JPMorgan, Epstein still had ties after account closure: Reports
JPMorgan Chase, the largest bank in the United States, had ties to Jeffery Epstein after the criminal was exposed as being a sex offender and had links to sex trafficking.
Despite shutting Jeffrey Epstein's account in 2013, US bank JPMorgan Chase maintained contact with him, according to a Friday Wall Street Journal report.
According to court documents, Epstein was a JPMorgan client from roughly 2000 to 2013 and a Deutsche Bank client from 2013 to 2018.
According to the investigation, which cited persons familiar with the matter, Justin Nelson, a banker of Epstein's at JPMorgan, had many meetings at Epstein's home between 2014 and 2017. According to the article, Nelson also visited Epstein's property in New Mexico in 2016.
The article explained that JPMorgan asserts that Epstein's accounts were closed in 2013. When Epstein was found guilty in 2008 of luring a minor into prostitution, he was obliged to register as a sex offender.
A JPMorgan spokesman claimed, according to the WSJ, that any meetings held with Epstein after 2013 were regarding other JPMorgan bank clients represented by the sex offender.
In 2019, Epstein was charged with trafficking underage girls for sexual exploitation.
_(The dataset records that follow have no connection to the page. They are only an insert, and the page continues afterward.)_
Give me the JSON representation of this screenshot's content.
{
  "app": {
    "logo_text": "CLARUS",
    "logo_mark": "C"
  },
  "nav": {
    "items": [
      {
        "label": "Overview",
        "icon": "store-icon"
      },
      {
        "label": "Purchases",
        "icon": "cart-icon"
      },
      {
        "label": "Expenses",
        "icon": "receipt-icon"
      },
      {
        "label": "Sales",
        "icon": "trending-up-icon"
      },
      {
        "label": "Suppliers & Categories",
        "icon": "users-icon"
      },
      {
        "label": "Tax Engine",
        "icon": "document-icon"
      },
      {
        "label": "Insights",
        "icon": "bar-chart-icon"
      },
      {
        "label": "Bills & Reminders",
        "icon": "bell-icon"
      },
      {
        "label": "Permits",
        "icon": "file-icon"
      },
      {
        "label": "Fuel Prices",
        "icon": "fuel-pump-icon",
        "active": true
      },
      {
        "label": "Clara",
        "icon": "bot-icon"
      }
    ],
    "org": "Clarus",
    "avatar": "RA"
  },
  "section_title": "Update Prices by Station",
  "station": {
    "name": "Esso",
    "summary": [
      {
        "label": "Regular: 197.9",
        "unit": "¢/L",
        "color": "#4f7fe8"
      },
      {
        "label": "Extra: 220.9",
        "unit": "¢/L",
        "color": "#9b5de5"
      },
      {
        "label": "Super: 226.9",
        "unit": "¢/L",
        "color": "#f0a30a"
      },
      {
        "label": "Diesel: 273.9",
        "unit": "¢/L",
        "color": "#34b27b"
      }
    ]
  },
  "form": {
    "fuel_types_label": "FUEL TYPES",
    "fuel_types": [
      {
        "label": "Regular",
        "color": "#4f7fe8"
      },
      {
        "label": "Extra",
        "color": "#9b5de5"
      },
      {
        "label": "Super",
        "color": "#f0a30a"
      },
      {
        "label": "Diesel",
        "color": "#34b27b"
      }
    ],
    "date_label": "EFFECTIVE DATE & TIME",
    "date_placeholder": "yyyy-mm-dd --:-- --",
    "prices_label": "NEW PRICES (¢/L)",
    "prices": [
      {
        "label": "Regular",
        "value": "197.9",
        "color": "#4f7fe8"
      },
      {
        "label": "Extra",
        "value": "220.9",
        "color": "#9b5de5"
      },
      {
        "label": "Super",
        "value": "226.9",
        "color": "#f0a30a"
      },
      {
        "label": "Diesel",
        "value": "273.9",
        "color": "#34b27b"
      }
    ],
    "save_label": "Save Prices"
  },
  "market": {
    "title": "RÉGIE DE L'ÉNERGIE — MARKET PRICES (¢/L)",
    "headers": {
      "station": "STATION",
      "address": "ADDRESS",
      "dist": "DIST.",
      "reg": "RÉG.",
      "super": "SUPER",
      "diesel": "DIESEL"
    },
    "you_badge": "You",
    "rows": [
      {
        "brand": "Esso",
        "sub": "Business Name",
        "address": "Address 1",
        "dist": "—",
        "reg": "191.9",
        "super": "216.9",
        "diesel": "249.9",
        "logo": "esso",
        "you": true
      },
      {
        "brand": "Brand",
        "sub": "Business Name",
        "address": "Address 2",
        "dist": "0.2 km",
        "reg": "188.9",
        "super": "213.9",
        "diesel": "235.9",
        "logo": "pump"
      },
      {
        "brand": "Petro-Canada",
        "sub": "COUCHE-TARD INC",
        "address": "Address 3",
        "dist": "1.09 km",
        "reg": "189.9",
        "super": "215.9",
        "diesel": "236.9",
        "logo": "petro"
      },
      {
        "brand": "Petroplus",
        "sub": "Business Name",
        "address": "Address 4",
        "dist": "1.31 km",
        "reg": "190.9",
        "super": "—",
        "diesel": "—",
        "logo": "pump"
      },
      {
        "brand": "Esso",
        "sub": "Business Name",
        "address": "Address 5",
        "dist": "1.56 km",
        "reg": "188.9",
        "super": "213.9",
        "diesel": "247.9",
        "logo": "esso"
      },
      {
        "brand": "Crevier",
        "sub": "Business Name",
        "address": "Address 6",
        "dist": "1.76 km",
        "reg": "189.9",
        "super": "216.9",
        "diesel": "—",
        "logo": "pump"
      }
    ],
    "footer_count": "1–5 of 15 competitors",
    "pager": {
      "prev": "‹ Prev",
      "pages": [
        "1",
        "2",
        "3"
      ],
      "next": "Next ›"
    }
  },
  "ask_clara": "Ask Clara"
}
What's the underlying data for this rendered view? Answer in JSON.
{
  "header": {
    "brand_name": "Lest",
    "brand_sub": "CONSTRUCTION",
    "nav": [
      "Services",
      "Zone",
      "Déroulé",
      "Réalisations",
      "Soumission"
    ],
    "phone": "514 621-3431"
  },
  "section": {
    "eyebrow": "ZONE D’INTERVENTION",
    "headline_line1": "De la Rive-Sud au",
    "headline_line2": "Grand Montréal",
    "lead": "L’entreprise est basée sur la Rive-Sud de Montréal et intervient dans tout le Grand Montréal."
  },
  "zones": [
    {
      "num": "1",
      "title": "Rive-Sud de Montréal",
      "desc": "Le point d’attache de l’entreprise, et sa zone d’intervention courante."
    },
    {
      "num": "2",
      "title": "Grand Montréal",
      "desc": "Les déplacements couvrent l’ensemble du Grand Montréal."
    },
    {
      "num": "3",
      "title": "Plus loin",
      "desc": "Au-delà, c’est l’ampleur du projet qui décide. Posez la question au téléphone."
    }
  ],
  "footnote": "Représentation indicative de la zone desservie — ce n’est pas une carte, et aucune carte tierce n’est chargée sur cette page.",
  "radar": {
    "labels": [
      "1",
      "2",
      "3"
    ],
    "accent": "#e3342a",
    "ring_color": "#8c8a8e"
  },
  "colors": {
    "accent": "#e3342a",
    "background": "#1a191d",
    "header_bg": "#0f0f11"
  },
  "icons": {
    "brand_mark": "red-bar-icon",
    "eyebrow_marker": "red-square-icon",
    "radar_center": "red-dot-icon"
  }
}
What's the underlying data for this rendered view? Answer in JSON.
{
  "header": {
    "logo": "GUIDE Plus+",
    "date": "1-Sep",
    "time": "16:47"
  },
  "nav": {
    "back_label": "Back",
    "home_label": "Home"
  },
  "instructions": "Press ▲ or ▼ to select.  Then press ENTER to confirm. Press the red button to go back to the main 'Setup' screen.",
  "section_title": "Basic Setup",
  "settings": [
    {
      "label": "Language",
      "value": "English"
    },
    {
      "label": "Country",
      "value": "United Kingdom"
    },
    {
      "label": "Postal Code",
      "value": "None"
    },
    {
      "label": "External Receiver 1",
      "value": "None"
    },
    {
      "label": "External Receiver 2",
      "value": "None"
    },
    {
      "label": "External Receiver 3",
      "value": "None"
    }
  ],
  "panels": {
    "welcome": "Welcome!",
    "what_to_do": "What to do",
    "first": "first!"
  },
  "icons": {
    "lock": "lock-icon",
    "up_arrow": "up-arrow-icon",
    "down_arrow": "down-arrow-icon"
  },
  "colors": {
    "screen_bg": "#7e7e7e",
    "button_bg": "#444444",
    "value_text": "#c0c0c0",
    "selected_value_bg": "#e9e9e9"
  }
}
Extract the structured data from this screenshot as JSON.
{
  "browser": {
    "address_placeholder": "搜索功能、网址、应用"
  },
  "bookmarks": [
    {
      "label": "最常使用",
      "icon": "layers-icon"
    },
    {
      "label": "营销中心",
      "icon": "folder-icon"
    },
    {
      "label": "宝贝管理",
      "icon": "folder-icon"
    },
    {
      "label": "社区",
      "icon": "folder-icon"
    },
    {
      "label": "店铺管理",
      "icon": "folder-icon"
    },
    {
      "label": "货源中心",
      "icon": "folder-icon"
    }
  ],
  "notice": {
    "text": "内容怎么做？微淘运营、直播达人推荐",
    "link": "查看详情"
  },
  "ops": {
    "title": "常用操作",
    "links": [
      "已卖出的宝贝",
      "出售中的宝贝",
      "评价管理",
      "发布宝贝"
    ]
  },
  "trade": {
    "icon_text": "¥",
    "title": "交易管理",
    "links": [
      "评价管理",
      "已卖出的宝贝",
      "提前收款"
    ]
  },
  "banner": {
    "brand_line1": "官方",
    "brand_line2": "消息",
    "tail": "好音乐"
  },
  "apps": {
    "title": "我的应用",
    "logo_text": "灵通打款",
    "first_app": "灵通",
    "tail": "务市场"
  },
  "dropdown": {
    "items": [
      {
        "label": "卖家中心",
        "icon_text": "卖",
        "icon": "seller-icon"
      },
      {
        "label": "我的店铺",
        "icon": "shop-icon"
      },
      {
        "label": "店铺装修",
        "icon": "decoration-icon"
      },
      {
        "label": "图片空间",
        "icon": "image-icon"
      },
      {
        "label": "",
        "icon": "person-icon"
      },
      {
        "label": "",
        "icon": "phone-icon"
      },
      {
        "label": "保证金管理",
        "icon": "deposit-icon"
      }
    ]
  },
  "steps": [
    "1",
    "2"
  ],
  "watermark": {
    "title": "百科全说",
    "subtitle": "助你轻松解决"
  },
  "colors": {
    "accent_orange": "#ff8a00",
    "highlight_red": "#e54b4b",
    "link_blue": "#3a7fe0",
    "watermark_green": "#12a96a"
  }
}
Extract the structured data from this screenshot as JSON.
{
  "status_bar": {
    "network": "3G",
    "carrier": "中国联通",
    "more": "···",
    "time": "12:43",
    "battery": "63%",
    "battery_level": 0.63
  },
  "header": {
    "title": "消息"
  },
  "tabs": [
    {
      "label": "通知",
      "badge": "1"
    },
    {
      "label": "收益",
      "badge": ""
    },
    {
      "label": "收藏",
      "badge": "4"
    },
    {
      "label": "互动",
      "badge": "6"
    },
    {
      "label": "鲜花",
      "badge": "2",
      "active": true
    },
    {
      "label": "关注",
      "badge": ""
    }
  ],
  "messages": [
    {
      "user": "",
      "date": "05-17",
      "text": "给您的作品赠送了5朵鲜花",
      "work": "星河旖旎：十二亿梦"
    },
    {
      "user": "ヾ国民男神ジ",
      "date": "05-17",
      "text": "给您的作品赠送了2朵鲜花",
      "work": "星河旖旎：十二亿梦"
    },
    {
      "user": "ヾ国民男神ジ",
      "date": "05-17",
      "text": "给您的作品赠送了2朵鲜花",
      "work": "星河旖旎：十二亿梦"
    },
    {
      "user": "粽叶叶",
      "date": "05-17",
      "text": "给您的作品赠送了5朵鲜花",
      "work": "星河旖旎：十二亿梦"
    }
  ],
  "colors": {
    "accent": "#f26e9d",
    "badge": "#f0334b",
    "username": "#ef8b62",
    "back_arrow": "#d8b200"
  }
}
He was later found dead in his jail cell with fatal neck injuries. It is reported that his death was a suicide.
The US Virgin Islands, where Epstein had a residence, sued JPMorgan last year, stating that the bank turned a "blind eye" to his trafficking while providing banking services.
JPMorgan Chase and Deutsche Bank requested in January that a US judge reject claims filed by women who accused Epstein of sexual abuse, alleging that the banks allowed and ignored red flags about his sex trafficking.
In papers filed in Manhattan federal court in New York, the banks stated that they did not participate in or benefit from their former client's sex trafficking and that the nameless women did not allege violations of federal anti-trafficking legislation.
The banks also claimed they had no duty to safeguard the women from Epstein and were not responsible for his misdeeds, necessitating claims to be dismissed under a new New York law that allows abuse victims to sue even if statutes of limitations had elapsed.
Both complaints seek class-action status as well as specific monetary damages. They were filed on November 24, 2022, by attorneys who have represented numerous Epstein accusers.
The JPMorgan plaintiff is a former ballet dancer who claims Epstein mistreated and trafficked her from 2006 to 2013, and the Deutsche Bank plaintiff claims the same from 2003 to 2018.